Given that they’re surrounded by so many mishaps, it’s not that far-fetched to suggest that these successes are really fortunate accidents. On each visit, we order at least one appetizer that we sample and then quickly set aside. The prawns that come with stewed borlotti beans are flimsy and unsightly, and the fritto misto’s calamari and scallops are similarly unworthy. The vitello tonnato is a disaster; the veal is a rubbery hassle, and somehow the tuna sauce with capers, anchovies, and lemon doesn’t register on the palate.
The entrees offer little relief. None of the pastas we try works. The allegedly fresh chunks of Maine lobster that poke through a pile of linguine with fava beans are tasteless, insignificantthe only aspect of the dish reminiscent of fine lobster is its price. We expect a plate of rigatoni with “sweet and spicy” sausage and cream sauce to be abundantly rich, but the sausage doesn’t have any kick and the sauce is so thin and tame it’s hardly there. The veal in the osso buco isn’t any better than that in the vitello tonnato, and a mixed grill of drab lamb and dry sausage and quail is an embarrassment, wasting what might have once been promising cuts of meat.

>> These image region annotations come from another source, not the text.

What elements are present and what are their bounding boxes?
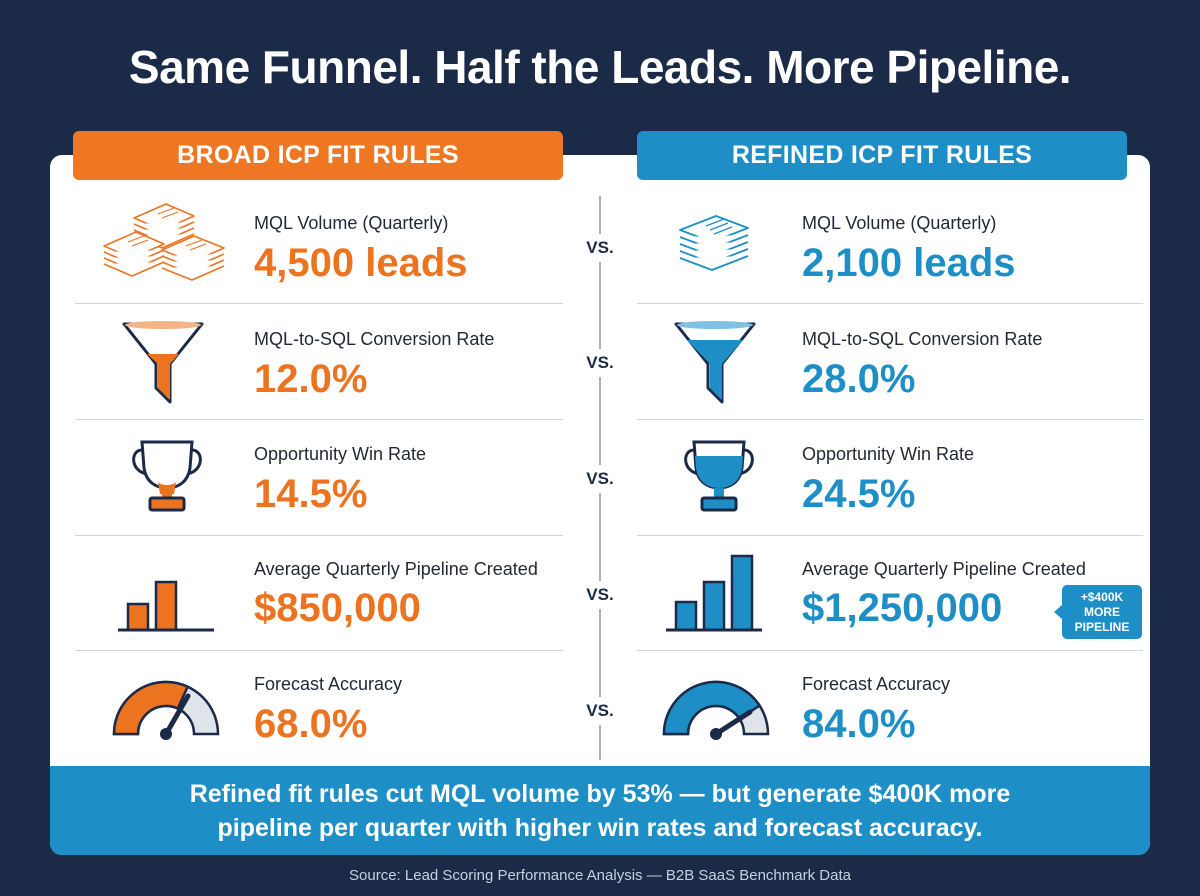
summary-line: pipeline per quarter with higher win rat… [217,813,983,842]
page-title: Same Funnel. Half the Leads. More Pipeli… [128,41,1072,93]
vs-label: VS. [578,349,622,377]
metric-label: Forecast Accuracy [802,674,951,694]
row-divider [75,535,563,536]
broad-forecast-value: 68.0% [254,702,368,746]
summary-line: Refined fit rules cut MQL volume by 53% … [189,779,1011,808]
broad-win-rate-value: 14.5% [254,472,368,516]
gauge-icon [112,680,220,740]
row-divider [75,650,563,651]
row-divider [637,303,1143,304]
row-divider [75,419,563,420]
refined-conversion-value: 28.0% [802,357,916,401]
source-note: Source: Lead Scoring Performance Analysi… [349,867,851,884]
vs-label: VS. [578,581,622,609]
metric-label: Average Quarterly Pipeline Created [802,559,1086,579]
metric-label: Forecast Accuracy [254,674,403,694]
row-divider [637,650,1143,651]
row-divider [75,303,563,304]
document-stack-icon [679,215,749,271]
broad-pipeline-value: $850,000 [254,586,421,630]
trophy-icon [684,440,754,512]
funnel-icon [674,321,756,404]
metric-label: Opportunity Win Rate [254,444,427,464]
badge-line: MORE [1084,604,1120,619]
metric-label: MQL-to-SQL Conversion Rate [802,329,1043,349]
broad-mql-volume-value: 4,500 leads [254,241,468,285]
refined-forecast-value: 84.0% [802,702,916,746]
badge-line: PIPELINE [1074,619,1130,634]
bar-chart-icon [666,554,762,632]
broad-conversion-value: 12.0% [254,357,368,401]
broad-column-header: BROAD ICP FIT RULES [73,131,563,180]
refined-pipeline-value: $1,250,000 [802,586,1003,630]
document-stack-icon [103,203,225,281]
metric-label: MQL-to-SQL Conversion Rate [254,329,495,349]
vs-label: VS. [578,465,622,493]
row-divider [637,535,1143,536]
summary-banner: Refined fit rules cut MQL volume by 53% … [50,766,1150,855]
vs-label: VS. [578,697,622,725]
more-pipeline-badge: +$400K MORE PIPELINE [1054,585,1142,639]
bar-chart-icon [118,580,214,632]
refined-mql-volume-value: 2,100 leads [802,241,1016,285]
metric-label: Average Quarterly Pipeline Created [254,559,538,579]
refined-column-header: REFINED ICP FIT RULES [637,131,1127,180]
metric-label: MQL Volume (Quarterly) [254,213,449,233]
metric-label: Opportunity Win Rate [802,444,975,464]
refined-win-rate-value: 24.5% [802,472,916,516]
vs-label: VS. [578,234,622,262]
gauge-icon [662,680,770,740]
trophy-icon [132,440,202,512]
row-divider [637,419,1143,420]
funnel-icon [122,321,204,404]
metric-label: MQL Volume (Quarterly) [802,213,997,233]
badge-line: +$400K [1080,589,1124,604]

After three dinners, it becomes increasingly evident that the place to be in Pazzo is the downstairs bar. As in the balcony dining room, design elements give the bar subtle flashes of visual flaira row of deep blue lights hangs over the stools, colorful glassware is displayed in hollowed-out sections of pillars. The bar menu is altogether different from the regular one, offering an assortment of pizzas, sandwiches, and unfussy entrees. On one busy night, the bar is as crowded as a downtown hot spot. And my meal is excellent. The onion soup is simple and brothy, and the deeply spiced veal in the meatball sandwich is like few things I order upstairs; it begs to be eaten. At any other restaurant, the bar is supposed to be for people with iron constitutions and the dining room for those with refined tastes. At Coco Pazzo, it’s the other way around.

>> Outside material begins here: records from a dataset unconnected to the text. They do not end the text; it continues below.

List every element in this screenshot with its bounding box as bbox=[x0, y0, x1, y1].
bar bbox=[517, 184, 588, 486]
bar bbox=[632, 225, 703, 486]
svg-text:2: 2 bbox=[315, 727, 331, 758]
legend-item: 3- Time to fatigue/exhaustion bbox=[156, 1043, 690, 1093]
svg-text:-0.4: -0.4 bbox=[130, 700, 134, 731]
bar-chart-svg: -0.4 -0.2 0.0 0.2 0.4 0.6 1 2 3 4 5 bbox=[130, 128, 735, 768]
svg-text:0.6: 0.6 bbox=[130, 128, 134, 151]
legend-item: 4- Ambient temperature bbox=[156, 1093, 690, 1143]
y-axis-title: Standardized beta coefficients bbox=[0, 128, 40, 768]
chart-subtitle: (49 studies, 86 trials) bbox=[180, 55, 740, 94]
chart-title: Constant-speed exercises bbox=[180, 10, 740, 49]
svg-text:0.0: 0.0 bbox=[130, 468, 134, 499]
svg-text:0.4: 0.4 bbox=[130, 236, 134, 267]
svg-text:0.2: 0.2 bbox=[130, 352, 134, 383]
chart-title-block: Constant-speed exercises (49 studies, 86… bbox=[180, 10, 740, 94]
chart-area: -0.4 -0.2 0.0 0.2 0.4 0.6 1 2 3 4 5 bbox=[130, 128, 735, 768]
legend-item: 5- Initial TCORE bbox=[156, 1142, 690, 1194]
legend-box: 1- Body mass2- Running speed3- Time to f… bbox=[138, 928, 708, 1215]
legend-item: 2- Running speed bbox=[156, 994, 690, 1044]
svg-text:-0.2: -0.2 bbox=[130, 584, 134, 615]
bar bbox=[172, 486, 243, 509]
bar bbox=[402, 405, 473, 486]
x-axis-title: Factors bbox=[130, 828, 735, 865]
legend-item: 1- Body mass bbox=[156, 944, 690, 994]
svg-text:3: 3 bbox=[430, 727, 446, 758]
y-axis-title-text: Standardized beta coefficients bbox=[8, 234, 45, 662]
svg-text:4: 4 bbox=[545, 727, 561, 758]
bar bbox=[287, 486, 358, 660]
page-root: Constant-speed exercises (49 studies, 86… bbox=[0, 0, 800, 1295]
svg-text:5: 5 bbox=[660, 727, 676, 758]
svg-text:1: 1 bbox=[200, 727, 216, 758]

Coco Pazzo, 50 Massachusetts Ave. NE. (202) 898-2430.
Citing an old review on display at Polly’s Cafe, one reader suspects I’m portobello-dependent. Call it denial if you want, but I wouldn’t consider myself a problem user. The last time I bit into one of the magic mushrooms must have been June. I swear. “You should try the grilled portobello and chevre sandwich at Bread & Chocolate,” the reader urges. “Even if you hate the place, you’re gonna get hooked.” The cheese’s pungency dignifies this sandwich, but the mushroom is definitely in charge, oozing juices and sliding from the crispy roll whenever I grasp too tight. I ate only one, but I’ve thought about it several times since.